'Difficult issues should not be brushed under the carpet, but should be raised upfront, particularly by India. While engagement and dialogue are always welcome and desirable, there should be some tangible results.'
'Mere signing of agreements, MoUs, joint declarations are not enough,' says Rup Narayan Das.
Prime Minister Narendra Modi's three-day visit to China is fraught with some speculation. There is, however, no unrealistic expectation of the outcome.
In his foreign policy outreach, Modi has been inclusive, conforming to his dictum of 'Sabke Saath, Sabka Vikas' though he coined the aphorism in the context of domestic politics. He is trying to write a new template and chart an unorthodox approach not only in the domain of domestic politics, but also in the context of India's external relations.
His approach reflects the paradigm shift in the world politics characterised by the shift of the geopolitics of the Atlantic to the Asia-Pacific and the imperative of mutual economic interdependence. Unlike the Cold War period, it is now the economy in command, not politics.

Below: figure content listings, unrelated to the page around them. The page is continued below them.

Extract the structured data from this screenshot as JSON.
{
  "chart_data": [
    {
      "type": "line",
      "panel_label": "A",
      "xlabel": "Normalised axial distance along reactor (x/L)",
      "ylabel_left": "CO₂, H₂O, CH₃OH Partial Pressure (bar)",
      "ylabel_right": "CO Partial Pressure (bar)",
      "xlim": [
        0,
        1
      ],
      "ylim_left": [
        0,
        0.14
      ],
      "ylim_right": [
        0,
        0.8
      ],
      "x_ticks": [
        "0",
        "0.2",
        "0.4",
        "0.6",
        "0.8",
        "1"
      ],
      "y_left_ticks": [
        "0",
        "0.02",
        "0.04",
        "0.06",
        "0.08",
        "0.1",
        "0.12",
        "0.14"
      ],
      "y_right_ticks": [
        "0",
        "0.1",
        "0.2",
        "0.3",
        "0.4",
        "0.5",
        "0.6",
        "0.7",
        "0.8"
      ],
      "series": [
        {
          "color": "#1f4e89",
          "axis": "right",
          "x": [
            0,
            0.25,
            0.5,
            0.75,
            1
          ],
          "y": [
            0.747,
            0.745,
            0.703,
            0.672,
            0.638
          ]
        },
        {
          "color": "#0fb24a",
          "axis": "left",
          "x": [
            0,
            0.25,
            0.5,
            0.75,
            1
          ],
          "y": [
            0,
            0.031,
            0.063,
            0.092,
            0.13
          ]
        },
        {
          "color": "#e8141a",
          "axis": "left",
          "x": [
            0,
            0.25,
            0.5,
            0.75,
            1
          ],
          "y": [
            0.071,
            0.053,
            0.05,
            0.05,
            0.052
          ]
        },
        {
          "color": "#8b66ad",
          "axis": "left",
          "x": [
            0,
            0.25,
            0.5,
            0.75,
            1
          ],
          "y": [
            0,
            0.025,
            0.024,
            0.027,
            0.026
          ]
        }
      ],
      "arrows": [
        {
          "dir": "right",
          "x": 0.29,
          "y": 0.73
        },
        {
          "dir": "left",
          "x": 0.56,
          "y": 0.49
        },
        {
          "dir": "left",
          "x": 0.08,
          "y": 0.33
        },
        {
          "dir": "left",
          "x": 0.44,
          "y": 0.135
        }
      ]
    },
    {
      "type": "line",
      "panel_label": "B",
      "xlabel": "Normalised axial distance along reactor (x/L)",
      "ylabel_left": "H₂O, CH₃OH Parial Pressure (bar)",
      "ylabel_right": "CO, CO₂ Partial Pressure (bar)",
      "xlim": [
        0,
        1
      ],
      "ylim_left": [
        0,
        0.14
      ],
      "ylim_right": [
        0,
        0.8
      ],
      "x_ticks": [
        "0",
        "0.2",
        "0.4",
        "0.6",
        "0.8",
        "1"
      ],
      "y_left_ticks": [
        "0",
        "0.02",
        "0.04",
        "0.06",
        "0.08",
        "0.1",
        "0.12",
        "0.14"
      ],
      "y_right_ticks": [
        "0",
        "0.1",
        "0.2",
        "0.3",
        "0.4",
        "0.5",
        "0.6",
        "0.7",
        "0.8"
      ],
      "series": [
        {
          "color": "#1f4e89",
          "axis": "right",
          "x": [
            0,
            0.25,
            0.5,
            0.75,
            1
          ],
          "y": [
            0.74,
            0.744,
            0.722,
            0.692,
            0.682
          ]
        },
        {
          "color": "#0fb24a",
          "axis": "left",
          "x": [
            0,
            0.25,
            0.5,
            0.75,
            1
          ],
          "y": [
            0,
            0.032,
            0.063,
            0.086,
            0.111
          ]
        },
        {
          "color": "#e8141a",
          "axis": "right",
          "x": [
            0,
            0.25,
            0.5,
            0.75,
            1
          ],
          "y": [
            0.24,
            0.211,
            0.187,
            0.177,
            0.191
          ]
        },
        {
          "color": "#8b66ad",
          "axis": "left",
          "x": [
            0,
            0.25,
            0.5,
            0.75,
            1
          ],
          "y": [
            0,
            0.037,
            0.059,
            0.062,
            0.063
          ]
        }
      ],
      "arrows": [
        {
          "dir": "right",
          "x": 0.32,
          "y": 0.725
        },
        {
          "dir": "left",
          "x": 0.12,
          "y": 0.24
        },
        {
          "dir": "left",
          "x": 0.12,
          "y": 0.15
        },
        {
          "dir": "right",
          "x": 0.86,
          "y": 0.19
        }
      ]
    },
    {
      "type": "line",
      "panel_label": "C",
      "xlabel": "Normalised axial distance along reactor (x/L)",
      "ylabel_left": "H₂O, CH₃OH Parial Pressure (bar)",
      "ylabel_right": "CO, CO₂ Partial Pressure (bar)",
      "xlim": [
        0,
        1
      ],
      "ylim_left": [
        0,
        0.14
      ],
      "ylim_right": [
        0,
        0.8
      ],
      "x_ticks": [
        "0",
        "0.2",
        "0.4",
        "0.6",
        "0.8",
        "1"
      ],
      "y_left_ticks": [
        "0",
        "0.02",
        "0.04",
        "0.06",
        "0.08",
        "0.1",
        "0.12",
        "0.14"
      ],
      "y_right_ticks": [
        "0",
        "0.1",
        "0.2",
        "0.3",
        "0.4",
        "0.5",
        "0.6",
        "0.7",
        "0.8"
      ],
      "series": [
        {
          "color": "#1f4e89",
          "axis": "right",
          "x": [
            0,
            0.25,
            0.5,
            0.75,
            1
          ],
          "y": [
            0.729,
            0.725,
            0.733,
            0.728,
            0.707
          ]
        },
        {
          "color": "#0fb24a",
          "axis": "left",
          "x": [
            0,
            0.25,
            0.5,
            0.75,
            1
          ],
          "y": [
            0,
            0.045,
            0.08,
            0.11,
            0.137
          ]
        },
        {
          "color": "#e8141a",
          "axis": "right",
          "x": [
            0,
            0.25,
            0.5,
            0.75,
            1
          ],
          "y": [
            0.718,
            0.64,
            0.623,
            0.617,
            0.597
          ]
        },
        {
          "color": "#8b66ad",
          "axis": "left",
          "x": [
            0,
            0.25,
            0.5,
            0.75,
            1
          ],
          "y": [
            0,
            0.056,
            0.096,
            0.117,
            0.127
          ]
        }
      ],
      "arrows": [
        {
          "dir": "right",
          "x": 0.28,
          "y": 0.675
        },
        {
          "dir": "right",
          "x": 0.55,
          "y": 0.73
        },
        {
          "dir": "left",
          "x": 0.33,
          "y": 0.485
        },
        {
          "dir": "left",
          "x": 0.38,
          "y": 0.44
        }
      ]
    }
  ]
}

Modi knows well that China is India's largest neighbour and engagement with a neighbour is not an option, but an imperative necessity. This is more so when China has emerged as the world's second-largest economy, sitting on the treasure-trove that is its 10 trillion dollar-worth economy.
True, there is a persistent security dilemma and a degree of strategic trust deficit. It is precisely for the same reason that the two countries must engage and try to understand each other better, and avoid misperception and miscalculation. All countries do the same. The US and China do the same as much as China and Japan, or for that matter, China and Vietnam, which share adversarial relations with each other.
What is important is that the difficult issues should not be brushed under the carpet, but should be raised upfront, particularly by India. While engagement and dialogue are always welcome and desirable, there should be some tangible results. Mere signing of agreements, MoUs, joint declarations are not enough.
In a democratic country like India with a pulsating Parliament and a vibrant media, it is but natural for people to expect results. Repackaging and recycling of earlier agreements will not help improve the relations between the two countries. Words should match the corresponding actions. It is unfortunate that China often complains of the hostile Indian media, being fully conscious that India is a boisterous democracy having a very active media.
On the contrary, it is a known fact that the media in China is State or party controlled. It is unfortunate that on the eve of Modi's visit, the Global Times published a critical article on Sino-Indian relations. Beijing knows well that the contents of the article would be extensively covered in the Indian media, which will have the potential to harden people's attitude towards China. This doesn't augur well for Modi's visit.
While Sino-Indian relations have always been sensitive, bilateral relations between the two countries is going to be more delicate in the coming days. Beijing knows well that there is a very strong and purposive leadership in India now, which is resolved to take India to a great position of power. True, there is a huge gap in the national economy of the two countries and also, in terms of comprehensive national power, there is a great chasm.
But wise and intelligent as they are, the Chinese know very well that if they could overtake Japan and emerge as the world's second largest economy, there is no guarantee that India won't be able to bridge the gap, more so at a time when the International Monetary Fund has already acknowledged India as the world's fastest-growing economy.
India's demographic profile and democracy put India in an advantageous position. The idea that India can achieve fast economic development through democratic means can discount the claims of a totalitarian regime. Competition is latent, much like sibling rivalry, but both countries have to come to terms with each other.
China must address India's persistent security dilemma; convince New Delhi that its engagement with Pakistan, particularly infrastructural development in Pakistan occupied Kashmir, does not pose a security threat to India. China's foray into the Indian Ocean and its increasing footprints in South Asia are also a matter of concern for India.
Although Beijing has denied New Delhi's anxieties and apprehensions, India is not convinced about the Chinese position. China's assertive behaviour in the South China Sea, where India is engaged in hydro-carbon exploration, is also a matter of concern. Freedom of navigation is also critical to India's maritime trade.
Besides strategic and security issues, Beijing must also address India's persistent demand to correct the trade imbalance, which is ballooning and has become unsustainable. Sino-Indian trade is no more restricted to the buyer-seller paradigm. Chinese companies like Alibaba are now showing an interest in investing in India in e-commerce and in India's ever-expanding cell phone market. While such investments are welcome, the devil lies in the details.
The relationship between the two countries considering their size, magnitude, stature, complexities and aspirations of the people and their leaders, cannot be an all-weather relationship. It will have the rain and the sun, and may be a little turbulence some times. But equilibrium has to be maintained.
The two countries have overcome the measles of middle-age, and should display wisdom and maturity for a mutually beneficial relationship and work hard to identify their complementarities of interest.
Image: Prime Minister Narendra Modi and Chinese President Xi Jinping in Xi'an, China, May 14, 2015.